There are also systems which are comprised multiple top-level gestalt entities. While the article may be of interest to the individuals, it may not be relevant to their multiplicity.

--Me/Us

[identity profile] pengke.livejournal.com 2005-08-18 05:27 pm (UTC)(link)
They're not talking about multiplicity. They're talking about the different aspects of someone's personality and how they can be in conflict. This guy is just taking it a step further and theorizing that everyone makes committee decisions with themselves.

I don't get why multiples always jump on these things. It's like pointing to inner child work as an example of multiplicity. They're not the same things. Even when the psychologists and philosophers are talking about multiplicity, they always get it wrong and turn it back into everyone in the system really being part of a whole which reflects to people having many aspects of their personality.

[identity profile] thehumangame.livejournal.com 2005-08-18 10:30 pm (UTC)(link)
To my knowledge Hofstadter never actually talks about multiplicity (though he does come quite a bit closer than this in some of his other books). Daniel Dennett (the other author of The Mind's I) does talk about multiplicity elsewhere, in Speaking for Ourselves (http://pp.kpnet.fi/seirioa/cdenn/speaking.htm) and also in the 13th chapter of Consciousness Explained.
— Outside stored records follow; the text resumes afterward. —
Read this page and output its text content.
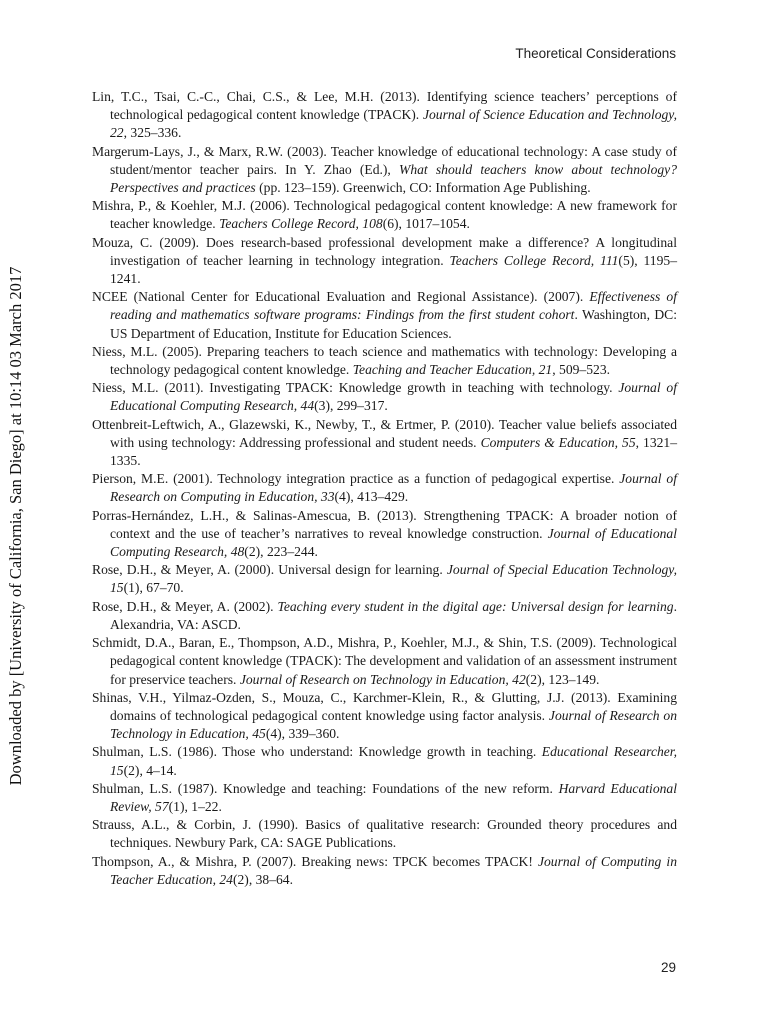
Theoretical Considerations
Downloaded by [University of California, San Diego] at 10:14 03 March 2017
Lin, T.C., Tsai, C.-C., Chai, C.S., & Lee, M.H. (2013). Identifying science teachers’ perceptions of technological pedagogical content knowledge (TPACK). Journal of Science Education and Technology, 22, 325–336.
Margerum-Lays, J., & Marx, R.W. (2003). Teacher knowledge of educational technology: A case study of student/mentor teacher pairs. In Y. Zhao (Ed.), What should teachers know about technology? Perspectives and practices (pp. 123–159). Greenwich, CO: Information Age Publishing.
Mishra, P., & Koehler, M.J. (2006). Technological pedagogical content knowledge: A new framework for teacher knowledge. Teachers College Record, 108(6), 1017–1054.
Mouza, C. (2009). Does research-based professional development make a difference? A longitudinal investigation of teacher learning in technology integration. Teachers College Record, 111(5), 1195–1241.
NCEE (National Center for Educational Evaluation and Regional Assistance). (2007). Effectiveness of reading and mathematics software programs: Findings from the first student cohort. Washington, DC: US Department of Education, Institute for Education Sciences.
Niess, M.L. (2005). Preparing teachers to teach science and mathematics with technology: Developing a technology pedagogical content knowledge. Teaching and Teacher Education, 21, 509–523.
Niess, M.L. (2011). Investigating TPACK: Knowledge growth in teaching with technology. Journal of Educational Computing Research, 44(3), 299–317.
Ottenbreit-Leftwich, A., Glazewski, K., Newby, T., & Ertmer, P. (2010). Teacher value beliefs associated with using technology: Addressing professional and student needs. Computers & Education, 55, 1321–1335.
Pierson, M.E. (2001). Technology integration practice as a function of pedagogical expertise. Journal of Research on Computing in Education, 33(4), 413–429.
Porras-Hernández, L.H., & Salinas-Amescua, B. (2013). Strengthening TPACK: A broader notion of context and the use of teacher’s narratives to reveal knowledge construction. Journal of Educational Computing Research, 48(2), 223–244.
Rose, D.H., & Meyer, A. (2000). Universal design for learning. Journal of Special Education Technology, 15(1), 67–70.
Rose, D.H., & Meyer, A. (2002). Teaching every student in the digital age: Universal design for learning. Alexandria, VA: ASCD.
Schmidt, D.A., Baran, E., Thompson, A.D., Mishra, P., Koehler, M.J., & Shin, T.S. (2009). Technological pedagogical content knowledge (TPACK): The development and validation of an assessment instrument for preservice teachers. Journal of Research on Technology in Education, 42(2), 123–149.
Shinas, V.H., Yilmaz-Ozden, S., Mouza, C., Karchmer-Klein, R., & Glutting, J.J. (2013). Examining domains of technological pedagogical content knowledge using factor analysis. Journal of Research on Technology in Education, 45(4), 339–360.
Shulman, L.S. (1986). Those who understand: Knowledge growth in teaching. Educational Researcher, 15(2), 4–14.
Shulman, L.S. (1987). Knowledge and teaching: Foundations of the new reform. Harvard Educational Review, 57(1), 1–22.
Strauss, A.L., & Corbin, J. (1990). Basics of qualitative research: Grounded theory procedures and techniques. Newbury Park, CA: SAGE Publications.
Thompson, A., & Mishra, P. (2007). Breaking news: TPCK becomes TPACK! Journal of Computing in Teacher Education, 24(2), 38–64.
29
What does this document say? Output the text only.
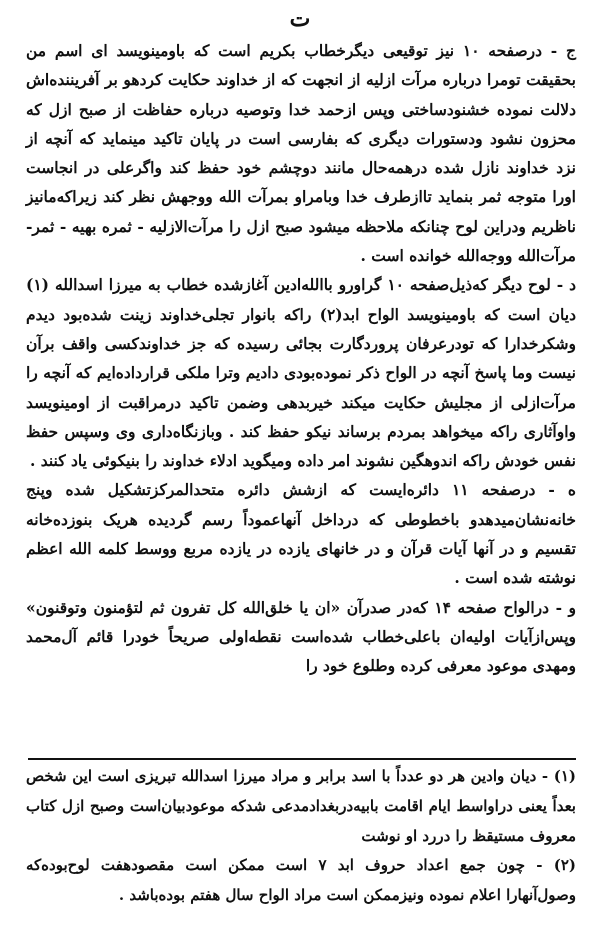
ت

ج - درصفحه ۱۰ نیز توقیعی دیگرخطاب بکریم است که باومینویسد ای اسم من بحقیقت تومرا درباره مرآت ازلیه از انجهت که از خداوند حکایت کردهو بر آفریننده‌اش دلالت نموده خشنودساختی وپس ازحمد خدا وتوصیه درباره حفاظت از صبح ازل که محزون نشود ودستورات دیگری که بفارسی است در پایان تاکید مینماید که آنچه از نزد خداوند نازل شده درهمه‌حال مانند دوچشم خود حفظ کند واگرعلی در انجاست اورا متوجه ثمر بنماید تاازطرف خدا وبامراو بمرآت الله ووجهش نظر کند زیراکه‌مانیز ناظریم ودراین لوح چنانکه ملاحظه میشود صبح ازل را مرآت‌الازلیه - ثمره بهیه - ثمر-مرآت‌الله ووجه‌الله خوانده است .

د - لوح دیگر که‌ذیل‌صفحه ۱۰ گراورو باالله‌ادین آغازشده خطاب به میرزا اسدالله (۱) دیان است که باومینویسد الواح ابد(۲) راکه بانوار تجلی‌خداوند زینت شده‌بود دیدم وشکرخدارا که تودرعرفان پروردگارت بجائی رسیده‌ که جز خداوندکسی واقف برآن نیست وما پاسخ آنچه در الواح ذکر نموده‌بودی دادیم وترا ملکی قرارداده‌ایم که آنچه را مرآت‌ازلی از مجلیش حکایت میکند خیربدهی وضمن تاکید درمراقبت از اومینویسد واوآثاری راکه میخواهد بمردم برساند نیکو حفظ کند . وبازنگاه‌داری وی وسپس حفظ نفس خودش راکه اندوهگین نشوند امر داده ومیگوید ادلاء خداوند را بنیکوئی یاد کنند .

ه - درصفحه ۱۱ دائره‌ایست که ازشش دائره متحدالمرکزتشکیل شده وپنج خانه‌نشان‌میدهدو باخطوطی که درداخل آنهاعموداً رسم گردیده هریک بنوزده‌خانه تقسیم و در آنها آیات قرآن و در خانهای یازده در یازده مربع ووسط کلمه الله اعظم نوشته شده است .

و - درالواح صفحه ۱۴ که‌در صدرآن «ان یا خلق‌الله کل تفرون ثم لتؤمنون وتوقنون» وپس‌ازآیات اولیه‌ان باعلی‌خطاب شده‌است نقطه‌اولی صریحاً خودرا قائم آل‌محمد ومهدی موعود معرفی کرده وطلوع خود را

(۱) - دیان وادین هر دو عدداً با اسد برابر و مراد میرزا اسدالله تبریزی است این شخص بعداً یعنی درا‌واسط ایام اقامت بابیه‌دربغدادمدعی شدکه موعودبیان‌است وصبح ازل کتاب معروف مستیقظ را دررد او نوشت

(۲) - چون جمع اعداد حروف ابد ۷ است ممکن است مقصودهفت لوح‌بوده‌که وصول‌آنهارا اعلام نموده ونیزممکن است مراد الواح سال هفتم بوده‌باشد .
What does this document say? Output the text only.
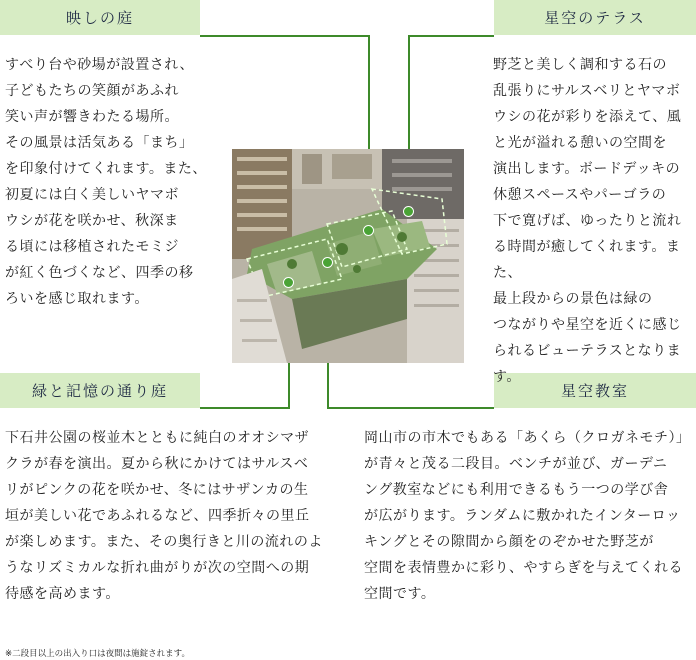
映しの庭	星空のテラス
緑と記憶の通り庭	星空教室
すべり台や砂場が設置され、
子どもたちの笑顔があふれ
笑い声が響きわたる場所。
その風景は活気ある「まち」
を印象付けてくれます。また、
初夏には白く美しいヤマボ
ウシが花を咲かせ、秋深ま
る頃には移植されたモミジ
が紅く色づくなど、四季の移
ろいを感じ取れます。
野芝と美しく調和する石の
乱張りにサルスベリとヤマボ
ウシの花が彩りを添えて、風
と光が溢れる憩いの空間を
演出します。ボードデッキの
休憩スペースやパーゴラの
下で寛げば、ゆったりと流れ
る時間が癒してくれます。また、
最上段からの景色は緑の
つながりや星空を近くに感じ
られるビューテラスとなります。
下石井公園の桜並木とともに純白のオオシマザ
クラが春を演出。夏から秋にかけてはサルスベ
リがピンクの花を咲かせ、冬にはサザンカの生
垣が美しい花であふれるなど、四季折々の里丘
が楽しめます。また、その奥行きと川の流れのよ
うなリズミカルな折れ曲がりが次の空間への期
待感を高めます。
岡山市の市木でもある「あくら（クロガネモチ）」
が青々と茂る二段目。ベンチが並び、ガーデニ
ング教室などにも利用できるもう一つの学び舎
が広がります。ランダムに敷かれたインターロッ
キングとその隙間から顔をのぞかせた野芝が
空間を表情豊かに彩り、やすらぎを与えてくれる
空間です。
※二段目以上の出入り口は夜間は施錠されます。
The chapter in Consciousness Explained is probably worth reading: it's a lot better than the earlier Speaking, and to my mind it's one of the few acceptable philosophical considerations of multiplicity from a materialist viewpoint (i.e. not involving souls).

Cognitive scientists in general are probably going to have the view of the mind as recursively decomposable from modules into submodules into subsubmodules, because the field is greatly influenced by computer science and that is how computer programs look. This is even more true of artificial intelligence researchers like Hofstadter.